French nuclear plant workers voted in favor of strike action, following on from a week of blockades of refineries and fuel depots by the powerful CGT union, which has seen fuel supplies across France dwindle.
The eight days of protests follow Hollande's decision to use a rare part of the constitution to bypass parliament, thus invoking reforms to the highly codified French labor laws.
CGT energy and mining federation spokeswoman Marie-Claire Cailletaud said that 16 out of France's 19 nuclear stations had voted for strike action and that those stations will reduce power output, but not stop generating.
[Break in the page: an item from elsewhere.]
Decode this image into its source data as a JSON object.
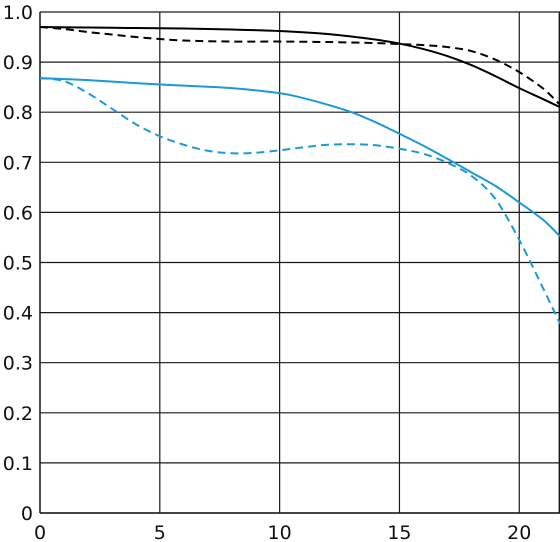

"One cannot just turn off a nuclear plant, it is not like a thermal or hydro plant," Cailletaud said.
The Ufip oil industry federation told France 24 that around a third of the country's 12,000 petrol stations were running dry. France has also mobilized its emergency fuel stocks for the first time since 2010 but officials said there was no risk of a shortage.
The labor reforms were largely directed at making companies take on more workers on permanent contracts, rather than temporary ones, to bring down the unemployment rate from ten percent. The proposals would give employers more scope to lay-off workers and cut costs and allow some employees to work far longer than the current 35-hour week.
Other reforms include a cap on severance pay for workers dismissed by a company. The current uncertain cost of laying-off workers mean that companies are risk-averse to doing so, leaving them less flexible and — in some cases — less productive. Opponents say the reforms would undermine workers' rights on pay, overtime and breaks.
The reforms would normally pass to the upper house of the French Parliament, where the Republicans have a majority, paving the way for a political ping-pong match, but Hollande's Prime Minister Manuel Valls has won cabinet approval to invoke the rarely-used Article 49.3 of the constitution which allows the reform bill to bypass parliament.